Brain patterns can be difficult to predict. This is especially true when neurological disorders or traumatic brain injuries are involved.
“Traumatic brain injuries (TBI) can lead to lasting physical, emotional and cognitive impairments,” Dr. Tayo Obafemi-Ajayi, associate professor of electrical engineering at Missouri State University, said.
“For TBI, among other neurological disorders, the information provided by neuroimaging can play a crucial role in diagnosing the disorder and predicting its development.”
Neuroimaging explained
How does neuroimaging work?
One technique involves Magnetic Resonance Imaging (MRI) technology that documents brain activity in pictures.
The technology can serve many purposes in neuroscience. This includes providing a path to predicting TBI’s severity, as Obafemi-Ajayi and her team of researchers have found.
Their research on the subject recently received the Best Paper Award at the 2021 IEEE International Conference on Computational Intelligence in Bioinformatics and Computational Biology (CIBCB).
From machine-fueled models to real understanding
Obafemi-Ajayi’s team evaluated a deep learning model that draws from machine learning.
“Our model is based on neural networks, which attempt to mimic neurons in the human brain,” Obafemi-Ajayi said.
While they know the networks work, the researchers are investigating how and why they do. This ambiguity has led the neural networks’ model to be coined a “black box.”
Obafemi-Ajayi’s research team hopes to break out of the black box’s barriers. This can only become possible by learning where exactly the parameters begin and end.
“We want to understand exactly why the model produces such accurate results,” Obafemi-Ajayi said. “This would allow us to make the model explainable beyond the black box that has up to this point confined interpretations of how it works.”
More about the project
The project served as a collaboration between researchers from Missouri State and Missouri University of Science and Technology (Missouri S&T).
The universities share the cooperative engineering program.
The research team’s contributors include:
- Dacosta Yeboah, alumnus of the computer science department at MSU and leader author.
- Dr. Daniel Hier, adjunct professor of electrical and computer engineering at Missouri S&T.
- Dr. Gayla Olbricht, associate professor of statistics at Missouri S&T.
- Hung Nguyen, undergraduate computer science student at MSU and research assistant in the Computational Learning Systems (CLS) Lab.
- Dr. Tayo Obefami-Ajayi.
Their research paper is titled “A deep learning model to predict traumatic brain injury severity and outcome from MR images.”

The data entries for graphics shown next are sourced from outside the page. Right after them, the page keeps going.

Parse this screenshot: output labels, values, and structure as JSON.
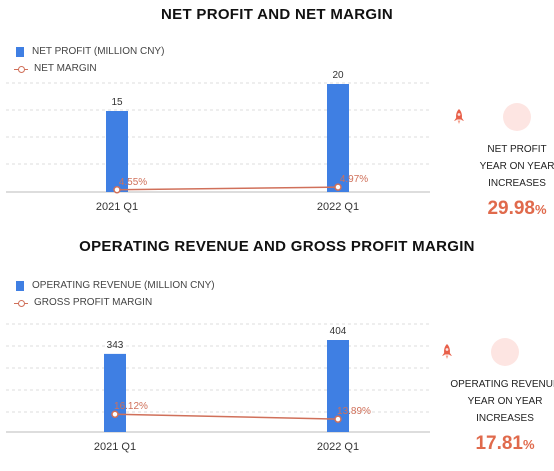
{
  "panels": [
    {
      "title": "NET PROFIT AND NET MARGIN",
      "legend_bar": "NET PROFIT (MILLION CNY)",
      "legend_line": "NET MARGIN",
      "side_label_1": "NET PROFIT",
      "side_label_2": "YEAR ON YEAR INCREASES",
      "side_value": "29.98",
      "side_unit": "%"
    },
    {
      "title": "OPERATING REVENUE AND GROSS PROFIT MARGIN",
      "legend_bar": "OPERATING REVENUE (MILLION CNY)",
      "legend_line": "GROSS PROFIT MARGIN",
      "side_label_1": "OPERATING REVENUE",
      "side_label_2": "YEAR ON YEAR INCREASES",
      "side_value": "17.81",
      "side_unit": "%"
    }
  ],
  "colors": {
    "bar": "#3f7fe3",
    "line": "#d0705a",
    "accent": "#e06a4c",
    "grid": "#dcdcdc"
  },
  "icons": [
    "rocket-icon",
    "rocket-icon"
  ],
  "chart_data": [
    {
      "type": "bar",
      "title": "NET PROFIT AND NET MARGIN",
      "categories": [
        "2021 Q1",
        "2022 Q1"
      ],
      "series": [
        {
          "name": "NET PROFIT (MILLION CNY)",
          "type": "bar",
          "values": [
            15,
            20
          ],
          "labels": [
            "15",
            "20"
          ]
        },
        {
          "name": "NET MARGIN",
          "type": "line",
          "values": [
            4.55,
            4.97
          ],
          "labels": [
            "4.55%",
            "4.97%"
          ]
        }
      ],
      "grid": true,
      "legend": "top-left"
    },
    {
      "type": "bar",
      "title": "OPERATING REVENUE AND GROSS PROFIT MARGIN",
      "categories": [
        "2021 Q1",
        "2022 Q1"
      ],
      "series": [
        {
          "name": "OPERATING REVENUE (MILLION CNY)",
          "type": "bar",
          "values": [
            343,
            404
          ],
          "labels": [
            "343",
            "404"
          ]
        },
        {
          "name": "GROSS PROFIT MARGIN",
          "type": "line",
          "values": [
            16.12,
            13.89
          ],
          "labels": [
            "16.12%",
            "13.89%"
          ]
        }
      ],
      "grid": true,
      "legend": "top-left"
    }
  ]
}
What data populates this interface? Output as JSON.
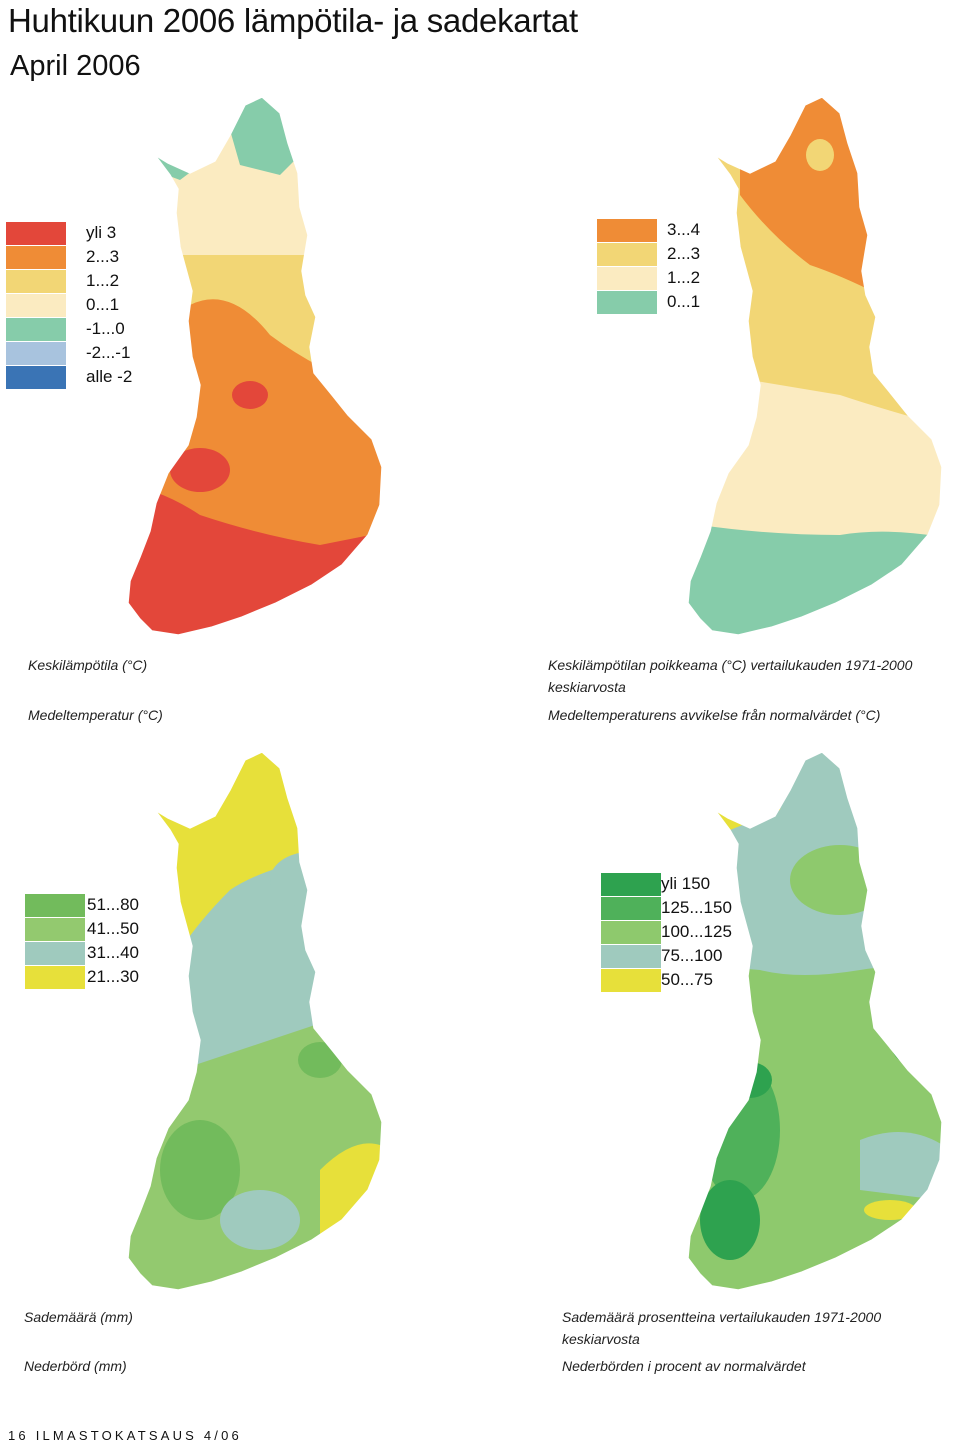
{
  "header": {
    "title": "Huhtikuun 2006 lämpötila- ja sadekartat",
    "subtitle": "April 2006"
  },
  "maps": [
    {
      "caption_fi": "Keskilämpötila (°C)",
      "caption_sv": "Medeltemperatur (°C)",
      "legend": [
        {
          "label": "yli 3",
          "color": "#e3473a"
        },
        {
          "label": "2...3",
          "color": "#ef8c36"
        },
        {
          "label": "1...2",
          "color": "#f2d675"
        },
        {
          "label": "0...1",
          "color": "#fbebc1"
        },
        {
          "label": "-1...0",
          "color": "#86ccaa"
        },
        {
          "label": "-2...-1",
          "color": "#a8c3de"
        },
        {
          "label": "alle -2",
          "color": "#3a74b5"
        }
      ]
    },
    {
      "caption_fi": "Keskilämpötilan poikkeama (°C) vertailukauden 1971-2000",
      "caption_fi2": "keskiarvosta",
      "caption_sv": "Medeltemperaturens avvikelse från normalvärdet (°C)",
      "legend": [
        {
          "label": "3...4",
          "color": "#ef8c36"
        },
        {
          "label": "2...3",
          "color": "#f2d675"
        },
        {
          "label": "1...2",
          "color": "#fbebc1"
        },
        {
          "label": "0...1",
          "color": "#86ccaa"
        }
      ]
    },
    {
      "caption_fi": "Sademäärä (mm)",
      "caption_sv": "Nederbörd (mm)",
      "legend": [
        {
          "label": "51...80",
          "color": "#72bb5c"
        },
        {
          "label": "41...50",
          "color": "#93c96f"
        },
        {
          "label": "31...40",
          "color": "#9fcabe"
        },
        {
          "label": "21...30",
          "color": "#e7e03a"
        }
      ]
    },
    {
      "caption_fi": "Sademäärä prosentteina vertailukauden 1971-2000",
      "caption_fi2": "keskiarvosta",
      "caption_sv": "Nederbörden i procent av normalvärdet",
      "legend": [
        {
          "label": "yli 150",
          "color": "#2ea24f"
        },
        {
          "label": "125...150",
          "color": "#4fb15a"
        },
        {
          "label": "100...125",
          "color": "#8ec96d"
        },
        {
          "label": "75...100",
          "color": "#9fcabe"
        },
        {
          "label": "50...75",
          "color": "#e7e03a"
        }
      ]
    }
  ],
  "footer": {
    "page": "16",
    "publication": "ILMASTOKATSAUS 4/06"
  }
}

The project’s award recognition comes with a $300 prize and certificate.
Explore the cooperative engineering program
About the conference
The IEEE International Conference on CIBCB is a flagship conference of the Bioinformatics and Bioengineering Technical Committee (BBTC).
The committee serves as part of the IEEE Computational Intelligence Society (CIS).
“The conference offered exposure to some exciting developments in computational intelligence and biomedical science,” Obafemi-Ajayi said. “Participating speakers provided inspiring talks that captured the amazing pace of progress reached in automated machine learning.”